El rubio vio a los tres personas, para así escoger a quien adivinaría los pasos, ya que como se lo había explicado la rubia ojí-azul, era cosa de ver quien estaba más cerca. Notó entonces que el más cercano era el chico de pelos anaranjados. Miro la distancia y luego con sus dedos empezó a contar. Sentía más confianza haciendo eso.
-Son 34 pasos si camino en donde esta él–Dijo el rubio de repente señalando a Ashley.
-Si eso es lo que crees –Menciono el oji-verde. El rubio no dijo nada y empezó a caminar hasta donde estaba el inglés.
-1…2…23…34 –Dijo al final el pequeño pisando ligeramente el pie del pelinaranja.
-Tuviste suerte –Fue todo lo que dijo antes de empezar a caminar hacía el circulo.
-Ignóralo Mys –Hablo la rubia ahora volviendo abrazar al rubio –Solo es envidioso porque él casi nunca acierta –Le besa la frente -¡Kyya¡Eres muy listo! –
-G-Gracias… -Dijo el pequeño completamente sonrojado por las muestras de afecto que le daba la rubia.
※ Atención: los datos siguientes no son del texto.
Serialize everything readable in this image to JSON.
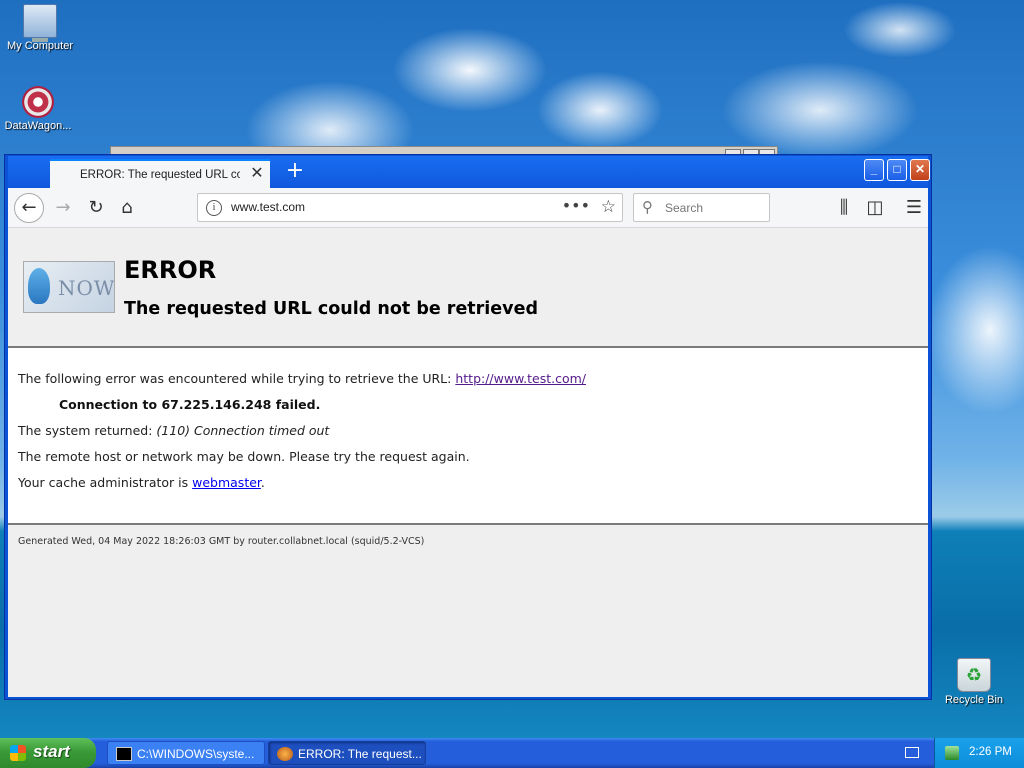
{
  "desktop": {
    "icons": [
      {
        "label": "My Computer"
      },
      {
        "label": "DataWagon..."
      },
      {
        "label": "Recycle Bin"
      }
    ]
  },
  "browser": {
    "tab_title": "ERROR: The requested URL could",
    "tab_close": "✕",
    "new_tab": "+",
    "window_buttons": {
      "minimize": "_",
      "maximize": "□",
      "close": "✕"
    },
    "url": "www.test.com",
    "url_actions": "•••",
    "search_placeholder": "Search"
  },
  "page": {
    "logo_text": "NOW",
    "heading": "ERROR",
    "subheading": "The requested URL could not be retrieved",
    "line1_prefix": "The following error was encountered while trying to retrieve the URL: ",
    "line1_link": "http://www.test.com/",
    "line2": "Connection to 67.225.146.248 failed.",
    "line3_prefix": "The system returned: ",
    "line3_italic": "(110) Connection timed out",
    "line4": "The remote host or network may be down. Please try the request again.",
    "line5_prefix": "Your cache administrator is ",
    "line5_link": "webmaster",
    "line5_suffix": ".",
    "footer": "Generated Wed, 04 May 2022 18:26:03 GMT by router.collabnet.local (squid/5.2-VCS)"
  },
  "taskbar": {
    "start_label": "start",
    "tasks": [
      {
        "label": "C:\\WINDOWS\\syste..."
      },
      {
        "label": "ERROR: The request..."
      }
    ],
    "clock": "2:26 PM"
  }
}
En tanto el rubio mayor observaba la escena. Sonría ampliamente ya que realmente su hijo ya estaba teniendo amigos, aunque se le hacía un poco extraño que el pelinaranja estuviese molesto, si el pudo llevarse bien con su padre, claro con algo de trabajo ¿Por qué su hijo y él no podían?
-Quizá… -Musito –Igual le cueste trabajo a él –Dijo un poco divertido, retirándose del lugar.
Afuera de la mansión cierta pareja de chinos volvía de a donde sea que se hubiese ido antes ¿Cómo pudo haber dejado a sus crías ahí¡¿Y con esa bestia¿En que demonios estaba pensando? Quien sabe que cosas le habría pasado a sus retoños ¡Solo buda lo sabría!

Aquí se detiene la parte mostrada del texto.